Nowadays, most people are aware of the decluttering and tidying trend, thanks to Marie Kondo's The Life-Changing Magic of Tidying Up. We know that we should hold on to only the things that "spark joy"—but what does that really mean? Where do we begin, and how do we create lasting changes?
Speaking as a professional organizer and clutter healer, these are the decluttering mistakes that I see people make most often. If you're ready to reevaluate your space, may they help steer you in the right direction.
1. They don't have a clear enough vision.
Think about what you really want your home to provide and how you want it to feel. Many people I work with show me a photo of a minimalist-style closet with clean lines, a couple of accessories, and a lot of white space and say, "I want my house to feel like this." Yet I look around their homes and see clothes on the floor, multiple phone chargers strewn about, and piles of unopened mail on the kitchen countertop. How do we go from living in chaos to creating a space where we feel clear, comforted, and calm?
Until you create a clear vision of how you want every area of your house to feel, you're never going to get it quite right. If you are a creative person who desires a space to write, paint, or woodwork, think about what you really need. If you are an entrepreneur who needs an office free of interruption and a big bulletin board to map out all of your ideas, think about how you can create that. You can't have your office in the kitchen if you need peace and quiet. You can't do woodworking without the appropriate space and tools.
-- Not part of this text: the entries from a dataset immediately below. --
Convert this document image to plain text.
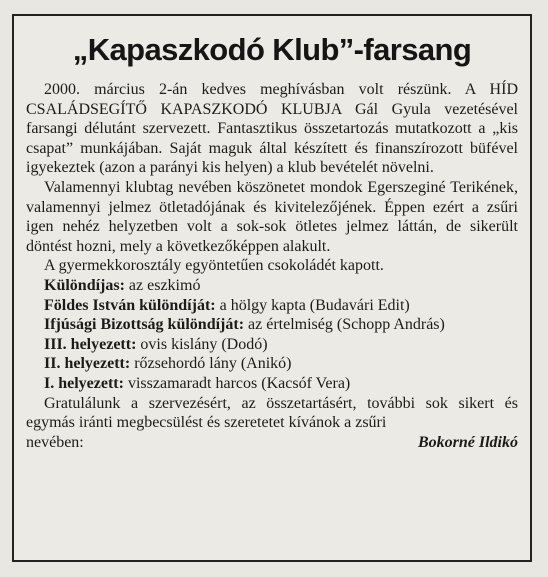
„Kapaszkodó Klub”-farsang

2000. március 2-án kedves meghívásban volt részünk. A HÍD CSALÁDSEGÍTŐ KAPASZKODÓ KLUBJA Gál Gyula vezetésével farsangi délutánt szervezett. Fantasztikus összetartozás mutatkozott a „kis csapat” munkájában. Saját maguk által készített és finanszírozott büfével igyekeztek (azon a parányi kis helyen) a klub bevételét növelni.

Valamennyi klubtag nevében köszönetet mondok Egerszeginé Terikének, valamennyi jelmez ötletadójának és kivitelezőjének. Éppen ezért a zsűri igen nehéz helyzetben volt a sok-sok ötletes jelmez láttán, de sikerült döntést hozni, mely a következőképpen alakult.

A gyermekkorosztály egyöntetűen csokoládét kapott.

Különdíjas: az eszkimó

Földes István különdíját: a hölgy kapta (Budavári Edit)

Ifjúsági Bizottság különdíját: az értelmiség (Schopp András)

III. helyezett: ovis kislány (Dodó)

II. helyezett: rőzsehordó lány (Anikó)

I. helyezett: visszamaradt harcos (Kacsóf Vera)

Gratulálunk a szervezésért, az összetartásért, további sok sikert és egymás iránti megbecsülést és szeretetet kívánok a zsűri

nevében:	Bokorné Ildikó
Visualize yourself in the space as if everything you desire is already there and everything standing in the way has been removed. The more clarity you have around your vision, the more likely you will be able to bring in only what you need and let go of what isn't serving you, both mentally and physically.
2. They make hasty purchases.
Never ever, ever, ever bring more stuff into your home until you completely remove all the items that you no longer need or want. Don't purchase organizing products before you edit your space of anything broken, chipped, cracked...you get the picture.
You may think you are prepping for the big organize by purchasing supplies ahead of time, but I promise you, this is not true. I know it's tempting, especially when a trip to the Container Store can be so much fun, but when you enter big-box stores without a clear vision it's so easy to get taken down by clever marketing. Next thing you know, you're back home with three bags of random things you didn't plan on purchasing in the first place.
If you edit your home first, you will be able to accurately assess what kind of equipment you may need. I say may need because I often find myself repurposing vessels and not needing to spend a single dollar on organizing supplies.
3. They get bogged down with negative thoughts.
Try to see the organizing process through rose-colored glasses. Yes, you heard me right. Organizing isn't a chore; it's a choice. Find some gratitude, people! If you have a roof over your head and belongings to sort through, you are much luckier than a lot of people. You can choose to be a prisoner in your own home, ruled by your belongings, or you can empower yourself to declutter and enjoy the fruits of your hard work.
Last, when it all feels like it's just too much, like the task is too big, remember to keep it simple. Be wise, be thoughtful, choose less when you can. Accept imperfection. Your soul, your home, and your mind will thank you.